Una de las banderas más trajinadas por el comandante Chávez fue la del indigenismo. Solo le faltó ponerse el guayuco para exhibirse como representante genuino de la autoctonía. Se hacía acompañar por unas señoras ataviadas con batas guajiras y en ocasiones engalanaba su cabeza con plumas multicolores, para aparecer como cacique redivivo de las tribus que por fin encontraban redención. Desde los tiempos del padre de las Casas no se habían escuchado sermones tan sonoros contra los conquistadores del siglo XVI, resucitados por los expoliadores del futuro y condenados a la desaparición por obra del socialismo del siglo XXI. Era como si la historia se hubiera detenido en los tiempos de Diego de Losada, en las tropelías del Tirano Aguirre o en las depredaciones de los Welser que debieron esperar la llegada de la militarada bolivariana para desaparecer de la faz de la tierra.

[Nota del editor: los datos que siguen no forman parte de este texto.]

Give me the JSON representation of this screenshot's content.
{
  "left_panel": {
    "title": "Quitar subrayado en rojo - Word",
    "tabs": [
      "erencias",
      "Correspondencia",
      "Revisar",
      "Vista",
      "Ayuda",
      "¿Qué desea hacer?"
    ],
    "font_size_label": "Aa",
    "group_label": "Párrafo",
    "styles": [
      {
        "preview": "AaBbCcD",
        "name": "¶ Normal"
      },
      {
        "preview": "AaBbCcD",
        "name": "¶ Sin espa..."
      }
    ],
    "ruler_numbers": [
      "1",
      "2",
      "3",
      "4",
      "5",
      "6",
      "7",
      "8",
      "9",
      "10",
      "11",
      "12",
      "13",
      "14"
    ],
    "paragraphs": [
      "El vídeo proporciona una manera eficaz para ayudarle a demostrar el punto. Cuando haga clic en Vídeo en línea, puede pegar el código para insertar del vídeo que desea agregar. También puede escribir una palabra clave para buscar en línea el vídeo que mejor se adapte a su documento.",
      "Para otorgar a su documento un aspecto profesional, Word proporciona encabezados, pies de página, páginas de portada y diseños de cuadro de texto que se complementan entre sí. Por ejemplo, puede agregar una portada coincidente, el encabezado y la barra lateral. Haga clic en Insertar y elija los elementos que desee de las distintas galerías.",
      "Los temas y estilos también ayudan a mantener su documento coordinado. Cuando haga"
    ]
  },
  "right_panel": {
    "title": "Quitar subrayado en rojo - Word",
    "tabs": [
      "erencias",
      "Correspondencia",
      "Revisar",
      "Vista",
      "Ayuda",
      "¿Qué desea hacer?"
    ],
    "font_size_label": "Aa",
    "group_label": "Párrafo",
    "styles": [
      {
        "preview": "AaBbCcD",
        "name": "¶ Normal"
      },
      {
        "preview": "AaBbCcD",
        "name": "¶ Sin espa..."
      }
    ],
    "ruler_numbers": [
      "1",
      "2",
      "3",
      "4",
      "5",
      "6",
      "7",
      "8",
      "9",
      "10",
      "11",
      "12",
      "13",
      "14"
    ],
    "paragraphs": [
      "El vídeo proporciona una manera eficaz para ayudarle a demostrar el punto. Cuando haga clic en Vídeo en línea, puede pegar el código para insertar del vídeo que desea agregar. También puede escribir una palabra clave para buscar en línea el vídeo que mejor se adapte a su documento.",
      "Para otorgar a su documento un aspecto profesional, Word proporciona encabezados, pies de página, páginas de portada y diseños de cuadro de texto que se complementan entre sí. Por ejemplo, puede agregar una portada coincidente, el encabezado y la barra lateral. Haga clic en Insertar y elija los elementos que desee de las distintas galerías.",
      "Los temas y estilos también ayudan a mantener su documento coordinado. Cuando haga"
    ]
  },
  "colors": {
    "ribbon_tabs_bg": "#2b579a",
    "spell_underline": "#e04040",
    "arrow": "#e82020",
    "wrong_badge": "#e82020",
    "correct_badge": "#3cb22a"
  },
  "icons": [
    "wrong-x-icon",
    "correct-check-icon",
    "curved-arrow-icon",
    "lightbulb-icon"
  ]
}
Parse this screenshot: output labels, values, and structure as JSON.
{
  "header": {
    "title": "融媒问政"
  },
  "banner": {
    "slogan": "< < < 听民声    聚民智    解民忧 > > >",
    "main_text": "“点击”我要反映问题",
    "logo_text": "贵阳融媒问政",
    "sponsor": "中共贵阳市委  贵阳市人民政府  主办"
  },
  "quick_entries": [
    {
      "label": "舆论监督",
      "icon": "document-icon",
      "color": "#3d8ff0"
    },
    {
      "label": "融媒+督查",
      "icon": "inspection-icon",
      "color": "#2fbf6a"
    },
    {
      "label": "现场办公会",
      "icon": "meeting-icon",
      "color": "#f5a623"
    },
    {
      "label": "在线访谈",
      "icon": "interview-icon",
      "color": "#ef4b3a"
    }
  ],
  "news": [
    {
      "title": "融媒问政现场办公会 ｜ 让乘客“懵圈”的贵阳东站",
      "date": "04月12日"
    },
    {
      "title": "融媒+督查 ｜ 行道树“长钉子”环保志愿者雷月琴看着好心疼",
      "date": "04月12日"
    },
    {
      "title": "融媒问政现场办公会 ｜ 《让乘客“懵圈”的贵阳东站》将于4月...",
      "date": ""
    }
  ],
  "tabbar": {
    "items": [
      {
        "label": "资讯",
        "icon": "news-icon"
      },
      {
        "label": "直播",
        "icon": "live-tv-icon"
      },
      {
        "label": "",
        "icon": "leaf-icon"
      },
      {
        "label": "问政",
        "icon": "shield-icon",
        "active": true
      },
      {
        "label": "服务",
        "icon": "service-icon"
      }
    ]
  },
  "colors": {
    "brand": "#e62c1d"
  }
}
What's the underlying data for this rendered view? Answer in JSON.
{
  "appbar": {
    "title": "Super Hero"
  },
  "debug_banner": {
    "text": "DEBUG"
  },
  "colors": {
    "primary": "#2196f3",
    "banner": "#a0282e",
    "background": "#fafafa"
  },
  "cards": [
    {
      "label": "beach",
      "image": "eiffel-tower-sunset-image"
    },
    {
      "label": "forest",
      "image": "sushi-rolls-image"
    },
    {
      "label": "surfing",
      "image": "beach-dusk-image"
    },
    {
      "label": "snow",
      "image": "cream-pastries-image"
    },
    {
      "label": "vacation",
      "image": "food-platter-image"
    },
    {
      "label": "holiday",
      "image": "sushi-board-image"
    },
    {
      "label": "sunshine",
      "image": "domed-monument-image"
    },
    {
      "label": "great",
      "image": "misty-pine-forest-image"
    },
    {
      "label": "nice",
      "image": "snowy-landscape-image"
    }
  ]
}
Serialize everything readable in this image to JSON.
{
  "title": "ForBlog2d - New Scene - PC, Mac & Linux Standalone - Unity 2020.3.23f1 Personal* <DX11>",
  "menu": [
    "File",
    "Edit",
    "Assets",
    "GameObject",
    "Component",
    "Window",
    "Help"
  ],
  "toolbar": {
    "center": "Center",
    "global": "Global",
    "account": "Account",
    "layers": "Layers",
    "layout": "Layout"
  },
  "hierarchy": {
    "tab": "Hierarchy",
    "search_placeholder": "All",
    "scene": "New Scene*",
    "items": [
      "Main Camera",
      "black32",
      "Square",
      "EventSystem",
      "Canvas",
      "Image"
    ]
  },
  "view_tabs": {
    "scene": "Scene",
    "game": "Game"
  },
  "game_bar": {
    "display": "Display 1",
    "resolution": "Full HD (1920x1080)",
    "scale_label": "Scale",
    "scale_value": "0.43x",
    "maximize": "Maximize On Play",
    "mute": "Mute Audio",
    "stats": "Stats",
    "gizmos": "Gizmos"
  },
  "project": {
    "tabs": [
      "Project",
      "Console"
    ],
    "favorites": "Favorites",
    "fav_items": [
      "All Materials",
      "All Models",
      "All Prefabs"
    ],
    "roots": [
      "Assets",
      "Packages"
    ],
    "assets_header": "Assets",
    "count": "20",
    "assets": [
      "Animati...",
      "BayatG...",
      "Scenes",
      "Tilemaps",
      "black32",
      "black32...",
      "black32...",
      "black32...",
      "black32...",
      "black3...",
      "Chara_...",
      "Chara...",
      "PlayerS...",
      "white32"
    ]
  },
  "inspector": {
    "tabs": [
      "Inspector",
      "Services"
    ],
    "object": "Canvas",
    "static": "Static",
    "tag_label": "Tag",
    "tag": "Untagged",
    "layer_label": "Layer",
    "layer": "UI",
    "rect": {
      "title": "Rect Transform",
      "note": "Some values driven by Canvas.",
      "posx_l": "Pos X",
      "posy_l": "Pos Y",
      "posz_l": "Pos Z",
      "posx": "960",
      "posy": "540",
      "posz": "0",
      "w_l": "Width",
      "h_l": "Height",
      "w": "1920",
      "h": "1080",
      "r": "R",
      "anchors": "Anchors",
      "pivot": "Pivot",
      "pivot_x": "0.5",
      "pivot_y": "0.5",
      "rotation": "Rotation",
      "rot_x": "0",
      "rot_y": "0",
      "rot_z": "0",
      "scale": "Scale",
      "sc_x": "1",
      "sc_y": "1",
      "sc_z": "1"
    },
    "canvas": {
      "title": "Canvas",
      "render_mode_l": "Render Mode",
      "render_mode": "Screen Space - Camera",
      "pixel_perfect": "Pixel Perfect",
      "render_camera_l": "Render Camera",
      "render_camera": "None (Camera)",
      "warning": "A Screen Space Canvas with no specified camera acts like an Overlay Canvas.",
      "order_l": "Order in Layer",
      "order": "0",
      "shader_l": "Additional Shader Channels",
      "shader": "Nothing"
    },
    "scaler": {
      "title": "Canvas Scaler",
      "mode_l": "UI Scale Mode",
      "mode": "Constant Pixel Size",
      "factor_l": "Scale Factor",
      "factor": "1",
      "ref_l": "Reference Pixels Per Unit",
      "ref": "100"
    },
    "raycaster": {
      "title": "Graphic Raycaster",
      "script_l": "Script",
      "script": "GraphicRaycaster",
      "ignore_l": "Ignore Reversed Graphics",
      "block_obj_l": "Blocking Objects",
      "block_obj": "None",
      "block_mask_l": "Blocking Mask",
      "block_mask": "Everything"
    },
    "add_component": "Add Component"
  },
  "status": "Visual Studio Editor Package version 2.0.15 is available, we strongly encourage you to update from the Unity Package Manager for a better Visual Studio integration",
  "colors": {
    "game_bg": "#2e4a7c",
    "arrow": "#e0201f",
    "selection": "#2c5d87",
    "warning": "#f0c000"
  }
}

El símbolo de la decisión de proteger a los indígenas fue el encono puesto contra la estatua de Cristóbal Colón, como si el almirante hubiera tenido idea cabal de los hombres con quienes topó por casualidad en unas tierras que no supo identificar, o como si hubiera traído en sus carabelas toda la maldad del imperialismo para baldón de la historia universal. Ordenó Chávez la desaparición de todas las representaciones colombinas, empezando por su estatuaria y terminando con el hundimiento de una réplica de las carabelas que estaba en el Parque del Este, para cambiarla por un traste más revolucionario y atrevido aunque lo dirigiera en los océanos el venezolano de entonces más parecido a un burgués europeo.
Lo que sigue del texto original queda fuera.